Sofa Jirau made history last week when she became the first model with Down syndrome to appear in a Victoria’s Secret campaign. The photographs are breathtaking, but the shoot’s announcement sparked indignation among some.
Critics have slammed her historic achievement as objectifying, claiming that it is immoral to sexualize someone with Down syndrome. While large swaths of the internet applaud a big milestone in disability portrayal, others express concern for her well-being.
Jirau is 24 years old and fully capable of making an educated decision regarding her participation in a campaign she describes as a “dream come true.”
Despite this, others say her independence is a ruse and that the campaign exploits her particular needs.
This desexualisation of disabled lives still thrives today. Disabled sexuality is deemed “gross”, fetishised by people who see those with disabled bodies as kinks, not human beings, and sidelined in sex education.
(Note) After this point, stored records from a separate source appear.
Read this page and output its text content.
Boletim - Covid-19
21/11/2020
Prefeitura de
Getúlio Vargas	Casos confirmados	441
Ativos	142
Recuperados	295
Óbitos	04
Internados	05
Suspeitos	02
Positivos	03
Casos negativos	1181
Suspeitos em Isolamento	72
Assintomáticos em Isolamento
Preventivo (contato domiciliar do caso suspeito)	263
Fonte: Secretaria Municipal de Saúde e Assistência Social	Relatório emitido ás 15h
There are countless roots stemming from this toxic tree, which all contribute to stripping disabled people of agency, but one of the central players is infantilisation.
Non-disabled frequently treat disabled people as children without power or authority by deferring to carers or family members. They see sexualising us as equivalent to sexualising a child. But we are not children. We are adults with sexual desires and sensuality that should be celebrated.
An array of things, especially society’s deeply ingrained ableism and inadequate standards of sex education, need to be fixed before disabled sexuality is protected and celebrated. But these images from Victoria’s Secret are a crucial step on the long journey we still have ahead of us.
Our community needs the opportunity to be sexualised in safe, consensual and respectful environments – so give us the opportunities. I want to see disabled people strut on catwalks in lingerie, lounge in sexy sets on social media, engage in healthy relationships on TV, and glow on billboards 50 feet high.